Il filosofo del linguaggio, Luigi Perissinotto (Università di Venezia), ha inquadrato il problema delle false notizie sul cibo nel grande tema filosofico della post verità, il fenomeno sociale che vede il diffondersi di convinzioni più che di informazioni vere.

«Le bufale sul cibo – ha spiegato – si diffondono anche perché stiamo assistendo al disfacimento dell’idea di autorità dell’informazione che un tempo era sinonimo di ufficialità. Questa sembra oggi sostituita dalla soggettività che, però, dà un sostegno debole. Nelle nostre credenze, infatti, il vero problema è chi legittima quello che sosteniamo». Siamo, quindi, orfani di punti di riferimento, di medicine ufficiali, di scienza ufficiale, di informazione ufficiale. Stiamo smontando (per molti, finalmente), l’ufficialità, ma lasciamo il campo alla pura soggettività.

Perissinotto spinge perché proprio il cibo entri a pieno titolo nel campo della filosofia dell’interpretazione che può aiutare a spiegare il senso del vero e del falso. «Proprio il cibo ci dà il senso della nostra finitezza, della nostra dipendenza da qualcosa. Per alimentarci, da sempre, dipendiamo anche dagli altri. Cibarci non è, quindi, solo un fatto naturale ma è un “fatto” culturalmente mediato. Insomma, il cibo va, prima di tutti, compreso nel suo significato di relazione, e, in questo, la filosofia è essenziale».

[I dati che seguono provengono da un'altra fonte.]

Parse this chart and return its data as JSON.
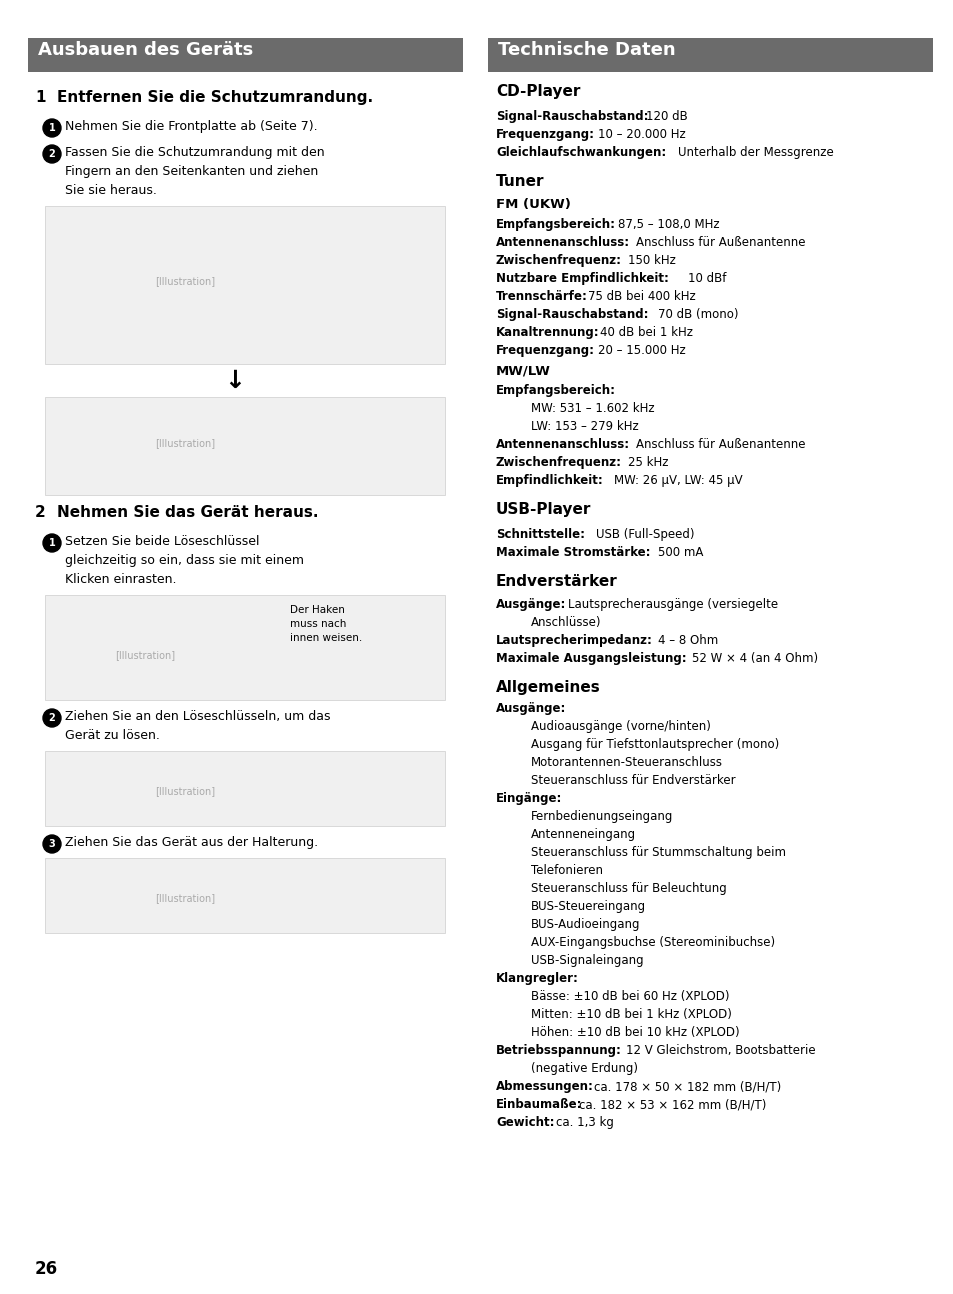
{
  "page_bg": "#ffffff",
  "header_bg": "#6b6b6b",
  "header_text_color": "#ffffff",
  "body_text_color": "#000000",
  "left_header": "Ausbauen des Geräts",
  "right_header": "Technische Daten",
  "page_number": "26"
}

«Le false credenze sul cibo nascono dall’illusione che siamo autosufficienti nella conoscenza – osserva Antonella Ramassotto, psicoanalista del Centro Teco di Torino – Ma il nostro bisogno di conoscere non finisce mai e se il il cibo è prima di tutto il frutto di un rapporto, di un contatto che comunica qualcosa e ci fa conoscere qualcosa, per questo il cibo non nutre mai abbastanza. Il cibo è prima di tutto un dono d’amore di cui abbiamo sempre bisogno. Ne abbiamo bisogno per il sostentamento ma anche per il nostro bisogno di rapporto. Ricordiamoci che fin dal nostro primo contatto con arriva mai prima il cibo ma, per prima, arriva la madre che ci parla, ci accarezza e ci porge il seno. Da allora non smettiamo di cercare, insieme al cibo, la rassicurazione di ottenere amore e conoscenza».